Monday Mash-up

  • Listened to General David H. Petraeus on NPR this morning. Good interview as part of the overdue public affairs campaign that the Administration itself is probably wise to stay out of. (includes good awareness building of the complexity of the operation, that includes attributes of COIN, CT, and counter-gang/crime operations)
  • Dance Dance Revolution for Middle School fitness? (free sub req’d) Pathetic. Where’s the range of motion? Stability exercises? Upper body fitness? Endurance? Get them outside… argh.
  • Opinio Juris finds SCOTUS’s ruling in Hamdan v Rumsfeld case to be flawed:

    The Court’s holding and reasoning in Hamdan are unclear on one crucial issue: whether the United States is legally engaged in an armed conflict with the al Qaeda terrorist organization. Why is this issue so important? Well, the entire legal strategy of the Bush administration depends on it, both internationally and domestically, as vastly different rules of international and constitutional law apply in war and outside of it…

    …the Court (1) cites an authority in support of a proposition to which it is actually contrary; (2) quotes that authority selectively; and (3) ‘borrows’ both the citation and the quotation from the Jinks, Goodman and Slaughter amicus brief. The story doesn’t end here, however, as the Justices did not only filch citations from the brief but also relied on it substantively. Yet, as I’ll show in my next post, they did so while failing to distinguish between the several alternative arguments presented in that brief.

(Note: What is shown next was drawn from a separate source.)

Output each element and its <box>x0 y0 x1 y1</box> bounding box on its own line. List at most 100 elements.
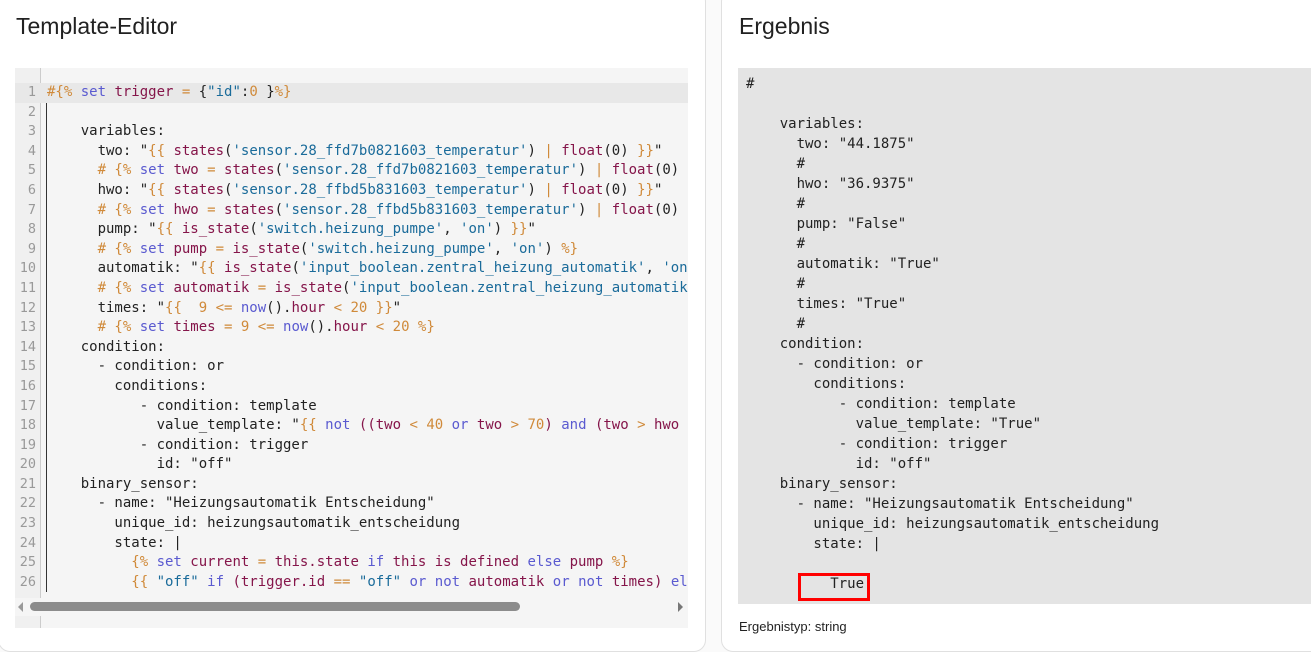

Instead of opting for one of them, they made an unintelligible mish-mash of all of them, leading to contradictions within the Opinion of the Court itself.

  • The United States continues to be self-evident in the eyes of the government. We’re not talking about who we are and what we stand for, but the promotion of the US as a tourist destination. How else do you explain “the U.S. Department of Commerce has budgeted $3.9 million this year for marketing the country to international tourists. Malaysia will spend $117.9 million; Tunisia, $43 million; and Turkey, $80 million”? New York and Las Vegas spend “spend tens of millions” to attract tourists. DoC must think they don’t need to… wrong. I suppose it’s part of a larger strategy as the US continues to make it difficult and uncomfortable for people to get into this country.
  • PIPA released a public opinion poll that, among other things, reiterates that the United States is still well regarded and admired for its science and technology. For more discussion on the survey, see Marc Lynch’s post, but you at least go to the PIPA page to see the charts yourself.

    There is strong support for enhancing the role of Islam in all of the countries polled, through such measures as the imposition of sharia (Islamic law). This does not mean that they want to isolate their societies from outside influences: Most view globalization positively and favor democracy and freedom of religion

  • Eddie shared an excerpt of John McCain on Fox rejecting Tenet’s position on torture. This reminded me of an exchange on this blog last year on Powell letter’s to McCain on morality (more here).